Basına ayrılan bölüm alanı en iyi gören yerlerden biri. Saatler ilerledikçe alandaki boşluklar da kapanıyor. Gazeteci arkadaşlarımdan biri, “Geçen yılki Newroz’dan daha kalabalık” diyor. Geçen yılki Newroz, Suruç, Ankara ve Diyarbakır’da patlayan bombaların gölgesinde kutlanmıştı ve buna rağmen yine görkemli bir kitle vardı.
HAYIR VE NA
Alanda HDP ve DBP’nin parti flamaları var. Bunların dışında sadece “Hayır” ve “Na” yazılı flamalar bulunuyor. Newroz alanı 16 Nisan’da gerçekleşecek referandumda kullanılacak oyların rengini gösterir nitelikte.
Yerine kayyım atanan ve bir süre cezaevine konulan Ahmet Türk konuşmasını yapmak üzere sahneye çıktığında büyük bir sevgi ve coşkuyla karşılandı. Kısa ama önemli bir konuşma yapan Ahmet Türk, yine barışı savundu ve çözüm için Abdullah Öcalan’ın 2013 Diyarbakır Newroz’unda okunan mesajını önerdi.
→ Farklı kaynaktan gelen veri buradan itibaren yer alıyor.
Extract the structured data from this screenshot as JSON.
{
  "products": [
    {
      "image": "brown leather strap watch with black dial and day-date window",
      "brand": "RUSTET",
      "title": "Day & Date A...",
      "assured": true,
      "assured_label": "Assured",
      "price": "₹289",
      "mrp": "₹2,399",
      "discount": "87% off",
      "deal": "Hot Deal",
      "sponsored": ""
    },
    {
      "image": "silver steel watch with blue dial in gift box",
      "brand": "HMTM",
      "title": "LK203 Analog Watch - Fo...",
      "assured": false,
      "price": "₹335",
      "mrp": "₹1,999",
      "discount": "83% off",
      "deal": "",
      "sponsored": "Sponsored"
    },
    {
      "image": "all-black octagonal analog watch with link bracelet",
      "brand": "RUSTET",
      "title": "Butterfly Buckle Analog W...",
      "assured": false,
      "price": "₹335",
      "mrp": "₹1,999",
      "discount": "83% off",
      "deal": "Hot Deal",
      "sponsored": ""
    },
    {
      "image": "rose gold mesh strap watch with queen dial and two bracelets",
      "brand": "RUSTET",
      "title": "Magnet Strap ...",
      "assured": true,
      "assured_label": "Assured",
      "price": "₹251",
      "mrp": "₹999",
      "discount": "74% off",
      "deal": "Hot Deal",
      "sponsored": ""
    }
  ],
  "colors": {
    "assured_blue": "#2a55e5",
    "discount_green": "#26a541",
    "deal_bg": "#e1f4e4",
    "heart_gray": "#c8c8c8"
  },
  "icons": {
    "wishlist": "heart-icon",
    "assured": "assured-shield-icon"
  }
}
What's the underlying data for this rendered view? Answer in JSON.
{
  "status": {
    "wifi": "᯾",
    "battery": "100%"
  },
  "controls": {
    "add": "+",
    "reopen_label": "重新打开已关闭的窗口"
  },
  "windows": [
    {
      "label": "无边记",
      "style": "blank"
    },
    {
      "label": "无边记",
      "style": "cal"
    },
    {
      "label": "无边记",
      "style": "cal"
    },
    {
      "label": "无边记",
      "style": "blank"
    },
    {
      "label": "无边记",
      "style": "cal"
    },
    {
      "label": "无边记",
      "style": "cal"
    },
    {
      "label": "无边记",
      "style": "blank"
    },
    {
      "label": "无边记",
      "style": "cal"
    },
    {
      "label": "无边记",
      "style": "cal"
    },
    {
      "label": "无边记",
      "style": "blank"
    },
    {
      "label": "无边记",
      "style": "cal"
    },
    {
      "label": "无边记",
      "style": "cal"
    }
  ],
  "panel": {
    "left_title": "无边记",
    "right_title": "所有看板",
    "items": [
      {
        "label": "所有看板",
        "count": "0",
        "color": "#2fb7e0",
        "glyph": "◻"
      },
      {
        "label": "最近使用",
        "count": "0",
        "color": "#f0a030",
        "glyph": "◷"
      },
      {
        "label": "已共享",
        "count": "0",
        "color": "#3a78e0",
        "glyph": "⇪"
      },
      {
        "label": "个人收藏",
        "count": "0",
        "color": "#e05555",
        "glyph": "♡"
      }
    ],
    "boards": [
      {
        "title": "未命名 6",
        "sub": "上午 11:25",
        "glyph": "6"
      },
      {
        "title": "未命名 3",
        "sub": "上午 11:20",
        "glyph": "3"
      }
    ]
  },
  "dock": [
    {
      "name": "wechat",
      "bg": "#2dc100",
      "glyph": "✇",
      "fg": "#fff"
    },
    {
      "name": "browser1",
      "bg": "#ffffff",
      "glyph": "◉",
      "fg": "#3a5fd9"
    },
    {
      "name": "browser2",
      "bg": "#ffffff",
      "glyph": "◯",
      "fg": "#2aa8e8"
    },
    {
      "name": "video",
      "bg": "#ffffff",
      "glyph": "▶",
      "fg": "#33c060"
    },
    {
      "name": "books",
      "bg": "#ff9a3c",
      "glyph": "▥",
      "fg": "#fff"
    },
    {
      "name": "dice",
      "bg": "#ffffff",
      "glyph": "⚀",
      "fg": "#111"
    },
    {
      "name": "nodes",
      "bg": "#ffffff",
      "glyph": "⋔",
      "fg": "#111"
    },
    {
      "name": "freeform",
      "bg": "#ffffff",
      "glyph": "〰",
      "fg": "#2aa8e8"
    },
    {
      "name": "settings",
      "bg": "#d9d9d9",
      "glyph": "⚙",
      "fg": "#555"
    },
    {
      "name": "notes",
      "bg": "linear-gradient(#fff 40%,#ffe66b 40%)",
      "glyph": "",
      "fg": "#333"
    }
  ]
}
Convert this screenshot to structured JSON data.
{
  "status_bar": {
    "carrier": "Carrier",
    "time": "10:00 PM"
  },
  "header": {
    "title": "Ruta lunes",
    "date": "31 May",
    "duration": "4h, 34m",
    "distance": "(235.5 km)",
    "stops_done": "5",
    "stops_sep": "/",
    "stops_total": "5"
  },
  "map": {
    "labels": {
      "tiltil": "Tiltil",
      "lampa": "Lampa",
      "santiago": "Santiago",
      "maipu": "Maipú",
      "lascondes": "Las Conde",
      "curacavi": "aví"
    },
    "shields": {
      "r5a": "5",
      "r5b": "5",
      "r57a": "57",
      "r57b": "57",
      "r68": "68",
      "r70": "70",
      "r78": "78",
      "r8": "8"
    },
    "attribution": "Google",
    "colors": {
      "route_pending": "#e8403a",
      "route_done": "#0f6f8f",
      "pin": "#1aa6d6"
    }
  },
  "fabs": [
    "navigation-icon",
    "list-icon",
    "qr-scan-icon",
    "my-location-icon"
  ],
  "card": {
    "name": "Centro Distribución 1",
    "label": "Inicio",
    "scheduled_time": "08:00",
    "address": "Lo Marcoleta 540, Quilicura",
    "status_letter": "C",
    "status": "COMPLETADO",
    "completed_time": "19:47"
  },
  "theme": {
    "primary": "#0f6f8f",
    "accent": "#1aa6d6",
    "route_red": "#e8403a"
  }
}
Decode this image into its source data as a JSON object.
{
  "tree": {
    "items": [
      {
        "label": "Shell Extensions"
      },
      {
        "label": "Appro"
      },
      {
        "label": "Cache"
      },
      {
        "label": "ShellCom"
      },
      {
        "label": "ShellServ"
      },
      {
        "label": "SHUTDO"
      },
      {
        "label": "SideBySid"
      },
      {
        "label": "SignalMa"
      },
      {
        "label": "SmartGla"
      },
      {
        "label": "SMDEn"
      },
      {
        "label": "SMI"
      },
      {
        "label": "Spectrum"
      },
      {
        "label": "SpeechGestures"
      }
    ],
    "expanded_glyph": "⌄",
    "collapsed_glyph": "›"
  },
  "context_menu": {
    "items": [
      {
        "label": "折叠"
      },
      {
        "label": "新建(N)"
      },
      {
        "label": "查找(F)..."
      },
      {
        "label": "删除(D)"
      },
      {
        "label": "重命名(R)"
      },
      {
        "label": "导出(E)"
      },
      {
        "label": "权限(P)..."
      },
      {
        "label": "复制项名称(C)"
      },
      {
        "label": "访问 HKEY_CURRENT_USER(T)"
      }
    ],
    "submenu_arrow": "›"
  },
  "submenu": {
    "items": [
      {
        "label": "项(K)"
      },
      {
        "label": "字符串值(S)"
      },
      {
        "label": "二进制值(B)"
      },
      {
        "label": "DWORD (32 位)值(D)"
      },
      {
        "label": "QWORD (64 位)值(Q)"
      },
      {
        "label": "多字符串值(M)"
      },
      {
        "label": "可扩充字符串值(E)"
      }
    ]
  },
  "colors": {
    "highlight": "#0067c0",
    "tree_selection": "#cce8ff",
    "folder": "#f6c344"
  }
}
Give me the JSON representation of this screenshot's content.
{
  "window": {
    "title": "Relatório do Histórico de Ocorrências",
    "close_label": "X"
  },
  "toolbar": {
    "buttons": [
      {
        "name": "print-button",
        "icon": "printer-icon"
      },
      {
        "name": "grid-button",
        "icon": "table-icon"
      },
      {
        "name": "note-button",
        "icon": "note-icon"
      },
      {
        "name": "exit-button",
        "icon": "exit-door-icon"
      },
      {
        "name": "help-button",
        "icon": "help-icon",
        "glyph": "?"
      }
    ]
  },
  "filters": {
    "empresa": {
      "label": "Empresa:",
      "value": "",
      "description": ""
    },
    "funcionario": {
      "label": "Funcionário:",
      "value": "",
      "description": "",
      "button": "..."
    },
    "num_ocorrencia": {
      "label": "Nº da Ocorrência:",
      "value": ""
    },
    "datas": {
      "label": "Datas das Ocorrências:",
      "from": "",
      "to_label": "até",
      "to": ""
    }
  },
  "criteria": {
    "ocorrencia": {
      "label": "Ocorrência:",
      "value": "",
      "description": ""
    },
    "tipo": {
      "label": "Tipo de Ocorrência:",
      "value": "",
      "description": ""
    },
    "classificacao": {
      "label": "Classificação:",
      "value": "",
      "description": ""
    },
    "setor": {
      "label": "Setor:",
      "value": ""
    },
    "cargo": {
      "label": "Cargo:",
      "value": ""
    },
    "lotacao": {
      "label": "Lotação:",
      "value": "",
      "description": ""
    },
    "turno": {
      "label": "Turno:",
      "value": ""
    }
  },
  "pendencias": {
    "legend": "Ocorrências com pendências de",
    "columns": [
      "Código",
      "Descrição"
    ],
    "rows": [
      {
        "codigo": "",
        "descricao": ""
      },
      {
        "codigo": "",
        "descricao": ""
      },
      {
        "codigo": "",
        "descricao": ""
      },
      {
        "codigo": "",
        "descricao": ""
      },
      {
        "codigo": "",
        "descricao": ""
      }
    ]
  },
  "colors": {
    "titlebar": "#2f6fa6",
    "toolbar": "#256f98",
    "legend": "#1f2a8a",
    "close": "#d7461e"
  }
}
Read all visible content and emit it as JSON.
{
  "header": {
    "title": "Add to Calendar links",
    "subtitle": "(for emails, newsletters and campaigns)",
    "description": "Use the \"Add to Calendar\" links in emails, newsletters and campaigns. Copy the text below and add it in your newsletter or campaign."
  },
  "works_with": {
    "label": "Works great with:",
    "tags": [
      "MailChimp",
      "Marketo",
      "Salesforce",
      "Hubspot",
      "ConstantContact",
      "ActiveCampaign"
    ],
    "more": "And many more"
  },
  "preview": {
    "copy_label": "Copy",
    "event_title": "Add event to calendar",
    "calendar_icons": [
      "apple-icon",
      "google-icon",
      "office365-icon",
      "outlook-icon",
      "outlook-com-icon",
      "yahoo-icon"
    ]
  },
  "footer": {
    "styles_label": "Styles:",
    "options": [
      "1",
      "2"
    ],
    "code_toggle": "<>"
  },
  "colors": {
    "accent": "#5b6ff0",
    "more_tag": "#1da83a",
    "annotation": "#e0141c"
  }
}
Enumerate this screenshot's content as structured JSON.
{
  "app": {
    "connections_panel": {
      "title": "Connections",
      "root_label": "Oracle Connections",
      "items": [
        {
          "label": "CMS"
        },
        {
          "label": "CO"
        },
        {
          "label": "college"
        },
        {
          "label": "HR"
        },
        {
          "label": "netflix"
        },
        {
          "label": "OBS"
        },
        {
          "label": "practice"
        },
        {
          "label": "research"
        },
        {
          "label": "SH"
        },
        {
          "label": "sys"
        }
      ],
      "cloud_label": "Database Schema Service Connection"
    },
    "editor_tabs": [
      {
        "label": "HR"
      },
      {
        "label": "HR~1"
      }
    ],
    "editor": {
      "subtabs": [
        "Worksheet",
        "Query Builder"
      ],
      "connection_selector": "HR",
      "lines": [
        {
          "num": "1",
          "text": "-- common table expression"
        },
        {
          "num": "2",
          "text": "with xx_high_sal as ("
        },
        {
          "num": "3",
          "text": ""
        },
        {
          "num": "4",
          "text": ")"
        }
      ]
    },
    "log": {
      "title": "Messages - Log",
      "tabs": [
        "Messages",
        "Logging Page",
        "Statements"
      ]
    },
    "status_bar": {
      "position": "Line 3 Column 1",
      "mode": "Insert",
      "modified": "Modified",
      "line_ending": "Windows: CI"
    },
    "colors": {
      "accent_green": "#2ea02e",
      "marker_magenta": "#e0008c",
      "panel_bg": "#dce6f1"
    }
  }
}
Türk, konuşmasının son bölümünü ise referanduma ayırdı ve 'hayır' çağrısında bulundu.
HDP sözcüsü ve Şanlıurfa milletvekili Osman Baydemir de yaptığı konuşmada 2015’ten bu yana yaşananlara değinerek hükümeti eleştirdi. Kürt halkının verdiği mücadelenin öldürerek, hapse atarak bitirilemeyeceğin söyleyen Baydemir de konuşmasının sonunu referanduma ayırdı. Baydemir’in "Referandumda 'hayır' diyeceğiz" sözleri, alandan coşkuyla karşılandı.
‘YAĞMUR NEWROZ’UN BEREKETİDİR’
Baydemir konuşurken başlayan yağmur şiddetini arttırınca önce yaşlılar ve kadınlar alandan ayrılmaya başladı. Konuşmaların ardından konser başladı ve yağmura rağmen gençler alandan ayrılmadı.
Alandan ayrılan insanlar yaşadıkları Newroz için memnun görünüyorlar. Belki yaşlı olduğu için belki de günün sevincinden dolayı yağmurdan kaçmayan adama, “Biraz hızlı yürü, fena yağıyor” diyorum. Hiç aldırmıyor bana, “Yağmur Newroz’un bereketidir” diye karşılık veriyor gülümseyerek.
Birkaç gün önce, mahalle bakkalına, “Mahalleli Newroz’a katılacak mı?” diye sormuştum. “Katılacaklar ama kimsede eski coşku yok” demişti. Bakkal alana geldiyse yanıldığını görmüştür mutlaka, çünkü önceki Newrozları aratmayan bir coşku vardı.
Bildim bileli her Newroz için tarihi deniliyor. Ben de hep iddialı bulmuşumdur bu söylemi. Son iki yılda yaşatılan ağır tahribata rağmen 2017 Newroz’unun coşkusu, kararlılığı ve kitlesi bana da tarihi bir Newroz yaşandı dedirtiyor.